2. Computation Optimization: Speeding Up Calculations
Optimizing the actual computations during inference is crucial for reducing latency.
- Attention Mechanisms: Different variations of the attention mechanism, such as Multi-Head Attention (MHA), Grouped-Query Attention (GQA), and Multi-Query Attention (MQA), offer various trade-offs between memory usage and computational speed, allowing engineers to select the best fit for their application.
3. Decoding Optimization: Crafting Responses Faster
The way an LLM generates its output, token by token, is called decoding.
- Greedy Decoding: At each step, the model simply picks the most likely next token. It’s fast but can sometimes lead to suboptimal or repetitive outputs.
- Beam Search: This explores multiple possible sequences in parallel, keeping track of several “best” options. It generally produces higher-quality outputs than greedy decoding but is computationally more expensive.
- Speculative Decoding: This innovative technique uses a smaller, faster “draft” model to predict several upcoming tokens. The main, larger LLM then quickly verifies these predictions in parallel. If verified, these tokens are accepted; if not, the larger model corrects them. This can significantly speed up inference by avoiding step-by-step generation by the large model for every token.

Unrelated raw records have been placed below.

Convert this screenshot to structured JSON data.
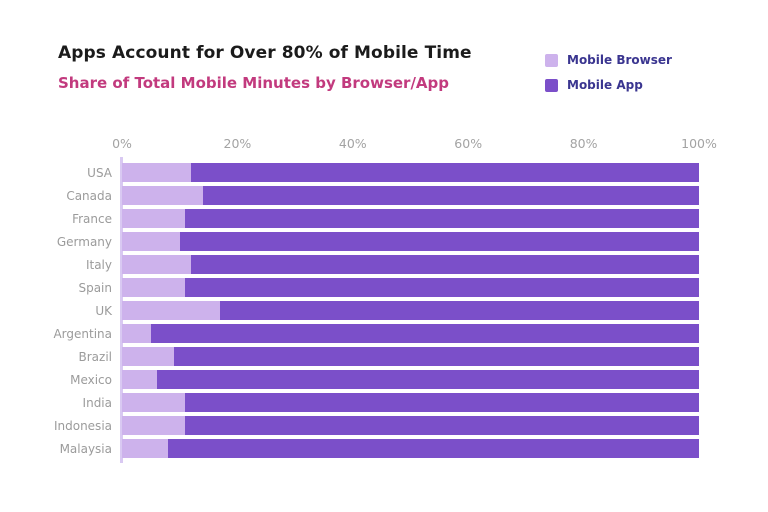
{
  "header": {
    "title": "Apps Account for Over 80% of Mobile Time",
    "subtitle": "Share of Total Mobile Minutes by Browser/App"
  },
  "legend": {
    "position": "top-right",
    "items": [
      {
        "label": "Mobile Browser",
        "color": "#cdb2ec"
      },
      {
        "label": "Mobile App",
        "color": "#7b4fc9"
      }
    ]
  },
  "colors": {
    "background": "#ffffff",
    "title": "#1b1b1b",
    "subtitle": "#c23a7e",
    "category_label": "#9b9b9b",
    "tick_label": "#a3a3a3",
    "legend_text": "#3a3590",
    "axis_line": "#d9c9f2",
    "mobile_browser": "#cdb2ec",
    "mobile_app": "#7b4fc9"
  },
  "chart_data": {
    "type": "bar",
    "orientation": "horizontal",
    "stacked": true,
    "title": "Apps Account for Over 80% of Mobile Time",
    "subtitle": "Share of Total Mobile Minutes by Browser/App",
    "categories": [
      "USA",
      "Canada",
      "France",
      "Germany",
      "Italy",
      "Spain",
      "UK",
      "Argentina",
      "Brazil",
      "Mexico",
      "India",
      "Indonesia",
      "Malaysia"
    ],
    "series": [
      {
        "name": "Mobile Browser",
        "color": "#cdb2ec",
        "values": [
          12,
          14,
          11,
          10,
          12,
          11,
          17,
          5,
          9,
          6,
          11,
          11,
          8
        ]
      },
      {
        "name": "Mobile App",
        "color": "#7b4fc9",
        "values": [
          88,
          86,
          89,
          90,
          88,
          89,
          83,
          95,
          91,
          94,
          89,
          89,
          92
        ]
      }
    ],
    "unit": "%",
    "xlabel": "",
    "ylabel": "",
    "xlim": [
      0,
      100
    ],
    "x_ticks": [
      "0%",
      "20%",
      "40%",
      "60%",
      "80%",
      "100%"
    ],
    "grid": false,
    "legend_position": "top-right"
  }
}
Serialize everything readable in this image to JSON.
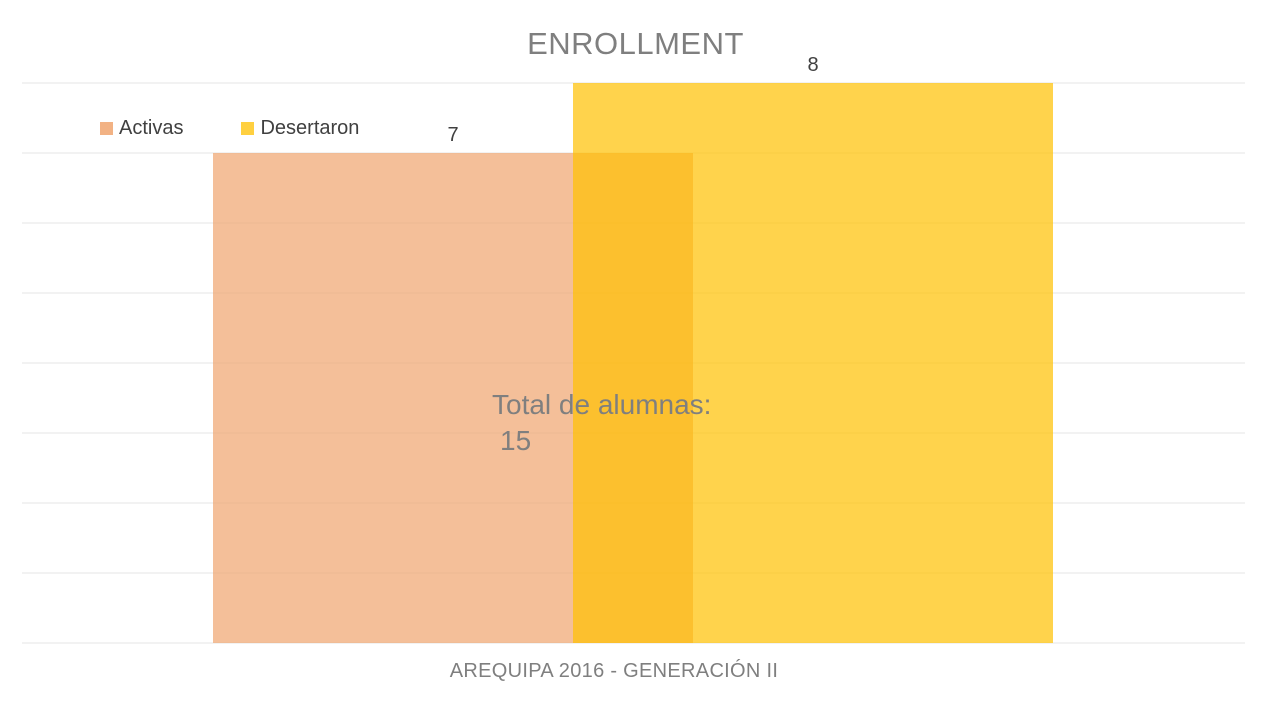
{
  "chart_data": {
    "type": "bar",
    "title": "ENROLLMENT",
    "categories": [
      "AREQUIPA 2016 - GENERACIÓN II"
    ],
    "series": [
      {
        "name": "Activas",
        "values": [
          7
        ],
        "color": "#F0A46E"
      },
      {
        "name": "Desertaron",
        "values": [
          8
        ],
        "color": "#FFC000"
      }
    ],
    "data_labels": [
      "7",
      "8"
    ],
    "annotation": {
      "line1": "Total de alumnas:",
      "line2": "15"
    },
    "xlabel": "",
    "ylabel": "",
    "ylim": [
      0,
      8
    ],
    "grid": true,
    "legend_position": "top-left",
    "bars_overlap": true,
    "bar_opacity": 0.7
  }
}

Imagine an LLM trying to write a complex story. Greedy decoding is like writing word-by-word, always picking the most obvious next word, sometimes leading to a bland plot. Beam search is like brainstorming a few possible next sentences, then picking the best one, resulting in a more coherent narrative, but it’s slower. Speculative decoding is like having a junior writer quickly draft entire paragraphs (draft model) which the senior editor (main model) then quickly checks and approves. This speeds up the whole writing process.

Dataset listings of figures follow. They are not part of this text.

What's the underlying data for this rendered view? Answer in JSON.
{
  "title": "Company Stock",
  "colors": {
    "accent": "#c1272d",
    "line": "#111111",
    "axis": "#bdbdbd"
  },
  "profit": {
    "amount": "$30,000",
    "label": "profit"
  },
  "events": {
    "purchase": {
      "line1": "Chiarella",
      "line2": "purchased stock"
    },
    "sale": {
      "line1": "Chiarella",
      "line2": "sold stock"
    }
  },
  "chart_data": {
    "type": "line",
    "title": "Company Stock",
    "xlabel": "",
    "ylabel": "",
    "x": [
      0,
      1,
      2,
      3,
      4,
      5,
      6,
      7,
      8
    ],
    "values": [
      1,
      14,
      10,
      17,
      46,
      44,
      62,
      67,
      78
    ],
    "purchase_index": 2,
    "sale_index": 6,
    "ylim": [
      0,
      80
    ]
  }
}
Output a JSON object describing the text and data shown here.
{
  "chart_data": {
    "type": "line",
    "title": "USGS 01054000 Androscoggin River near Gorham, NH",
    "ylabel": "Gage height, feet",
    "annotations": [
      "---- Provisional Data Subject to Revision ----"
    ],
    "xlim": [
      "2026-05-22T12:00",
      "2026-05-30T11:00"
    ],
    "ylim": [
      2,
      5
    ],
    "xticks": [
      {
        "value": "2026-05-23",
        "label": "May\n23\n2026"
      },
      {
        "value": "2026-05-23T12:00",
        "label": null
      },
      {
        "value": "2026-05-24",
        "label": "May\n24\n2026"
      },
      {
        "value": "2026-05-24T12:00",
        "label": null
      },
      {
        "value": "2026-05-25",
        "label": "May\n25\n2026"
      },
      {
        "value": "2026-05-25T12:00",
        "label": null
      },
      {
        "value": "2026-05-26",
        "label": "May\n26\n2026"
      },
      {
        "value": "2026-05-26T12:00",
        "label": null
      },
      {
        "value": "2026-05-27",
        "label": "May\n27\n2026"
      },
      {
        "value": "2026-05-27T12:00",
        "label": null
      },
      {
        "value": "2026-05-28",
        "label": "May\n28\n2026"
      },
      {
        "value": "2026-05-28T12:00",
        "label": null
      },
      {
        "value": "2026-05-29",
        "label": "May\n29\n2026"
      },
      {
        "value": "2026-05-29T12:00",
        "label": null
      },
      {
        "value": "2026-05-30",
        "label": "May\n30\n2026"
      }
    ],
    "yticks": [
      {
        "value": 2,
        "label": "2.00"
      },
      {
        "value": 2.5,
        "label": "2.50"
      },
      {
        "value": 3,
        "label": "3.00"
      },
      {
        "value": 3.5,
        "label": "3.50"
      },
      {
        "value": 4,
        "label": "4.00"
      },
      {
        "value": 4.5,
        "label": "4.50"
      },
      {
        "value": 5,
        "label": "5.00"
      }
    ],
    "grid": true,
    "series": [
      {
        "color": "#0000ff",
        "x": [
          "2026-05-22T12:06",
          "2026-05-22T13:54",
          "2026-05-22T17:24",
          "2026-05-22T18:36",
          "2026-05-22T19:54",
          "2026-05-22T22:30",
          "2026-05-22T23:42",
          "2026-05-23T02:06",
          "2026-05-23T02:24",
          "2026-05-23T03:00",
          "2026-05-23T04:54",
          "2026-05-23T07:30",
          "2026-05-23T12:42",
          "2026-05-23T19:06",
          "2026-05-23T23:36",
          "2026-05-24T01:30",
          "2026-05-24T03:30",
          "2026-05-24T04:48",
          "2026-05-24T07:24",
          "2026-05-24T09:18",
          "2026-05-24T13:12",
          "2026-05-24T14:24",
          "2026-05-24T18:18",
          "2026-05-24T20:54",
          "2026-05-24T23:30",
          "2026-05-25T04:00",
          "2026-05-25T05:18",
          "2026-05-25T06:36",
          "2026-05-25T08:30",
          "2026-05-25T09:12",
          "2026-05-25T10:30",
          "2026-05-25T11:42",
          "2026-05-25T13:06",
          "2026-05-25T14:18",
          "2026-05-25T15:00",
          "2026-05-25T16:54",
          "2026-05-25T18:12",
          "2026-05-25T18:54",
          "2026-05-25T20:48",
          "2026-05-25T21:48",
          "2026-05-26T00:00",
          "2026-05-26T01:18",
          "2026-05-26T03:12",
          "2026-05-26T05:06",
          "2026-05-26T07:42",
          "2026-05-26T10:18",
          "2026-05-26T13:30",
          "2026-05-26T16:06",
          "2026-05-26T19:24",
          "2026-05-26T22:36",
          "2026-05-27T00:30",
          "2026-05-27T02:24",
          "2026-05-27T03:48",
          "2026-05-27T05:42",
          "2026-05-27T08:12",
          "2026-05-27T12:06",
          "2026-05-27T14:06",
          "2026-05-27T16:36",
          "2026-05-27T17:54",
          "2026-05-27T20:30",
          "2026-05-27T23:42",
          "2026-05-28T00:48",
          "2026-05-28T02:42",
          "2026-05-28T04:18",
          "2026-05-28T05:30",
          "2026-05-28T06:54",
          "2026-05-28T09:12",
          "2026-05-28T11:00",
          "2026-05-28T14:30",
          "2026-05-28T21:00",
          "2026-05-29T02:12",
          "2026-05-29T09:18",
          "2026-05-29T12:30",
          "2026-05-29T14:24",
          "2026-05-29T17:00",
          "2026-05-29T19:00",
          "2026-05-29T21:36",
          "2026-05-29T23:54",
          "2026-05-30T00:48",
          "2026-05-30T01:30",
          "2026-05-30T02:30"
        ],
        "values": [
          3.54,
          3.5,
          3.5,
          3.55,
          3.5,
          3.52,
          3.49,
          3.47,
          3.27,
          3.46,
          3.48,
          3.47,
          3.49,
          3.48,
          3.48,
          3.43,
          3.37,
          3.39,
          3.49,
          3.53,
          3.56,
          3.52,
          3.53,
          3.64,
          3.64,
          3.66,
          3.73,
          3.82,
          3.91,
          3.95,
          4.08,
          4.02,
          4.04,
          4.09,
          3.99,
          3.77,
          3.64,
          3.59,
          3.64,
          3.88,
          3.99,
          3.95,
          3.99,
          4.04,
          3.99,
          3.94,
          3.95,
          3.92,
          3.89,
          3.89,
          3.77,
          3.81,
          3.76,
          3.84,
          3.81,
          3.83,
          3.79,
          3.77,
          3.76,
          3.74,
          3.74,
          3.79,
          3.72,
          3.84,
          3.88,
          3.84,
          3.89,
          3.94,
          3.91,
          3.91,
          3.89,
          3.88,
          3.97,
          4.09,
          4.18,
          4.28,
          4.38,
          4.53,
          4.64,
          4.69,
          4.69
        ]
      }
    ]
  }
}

The Interplay of Training and Inference
The optimizations in training and inference are deeply interconnected. For instance, the understanding that factual knowledge is primarily embedded during pre-training guides how fine-tuning datasets are designed, focusing more on instruction following and task adaptation rather than injecting entirely new facts. Similarly, the discovery that “slow thinking” during training yields more stable models with better reasoning capabilities highlights the importance of incorporating detailed Chain-of-Thought (CoT) paths, which can then influence how the model performs during complex reasoning tasks in inference. The fact that LLMs are sensitive to context when inferring causal relations means that prompt design during inference must carefully consider contextual cues.
The goal is not just to make LLMs bigger, but to make them smarter, more adaptable, and ultimately, more practical for everyone.

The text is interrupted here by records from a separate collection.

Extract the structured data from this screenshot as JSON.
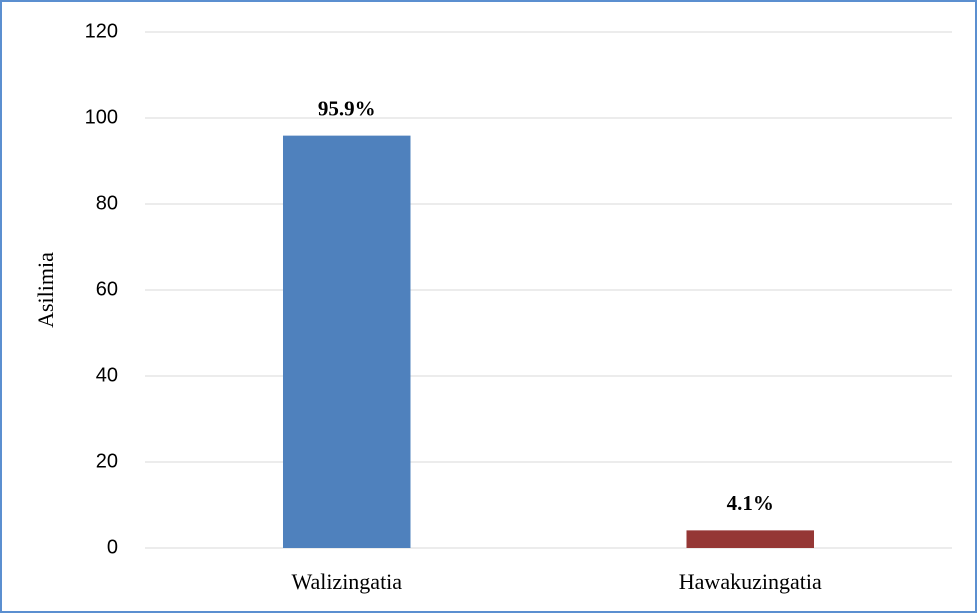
{
  "chart_data": {
    "type": "bar",
    "y_label": "Asilimia",
    "categories": [
      "Walizingatia",
      "Hawakuzingatia"
    ],
    "values": [
      95.9,
      4.1
    ],
    "value_labels": [
      "95.9%",
      "4.1%"
    ],
    "colors": [
      "#4f81bd",
      "#953735"
    ],
    "ylim": [
      0,
      120
    ],
    "yticks": [
      0,
      20,
      40,
      60,
      80,
      100,
      120
    ],
    "grid": true
  }
}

The Road Ahead: Towards Green AI
The continuous scaling of LLMs necessitates an ongoing pursuit of efficiency. While significant progress has been made with techniques like FLM-101B, which achieved 80% of baseline performance with only 10% of the floating-point operations through a growth strategy where models sequentially inherited knowledge from predecessors, the journey is far from over.
Future research directions include exploring Mixture-of-Experts (MoE) models, where different parts of the model specialize in different tasks, early exit mechanisms, which allow simpler queries to be answered by earlier, smaller layers, and second-order optimization techniques.
Remember the early days of computers, when they filled entire rooms? Now, thanks to continuous optimization and ingenious engineering, we carry powerful devices in our pockets. Similarly, the journey of LLMs is toward making these incredibly complex “brains” not just powerful, but also accessible, cost-effective, and environmentally sustainable for everyone. The future of AI hinges on this relentless pursuit of efficiency.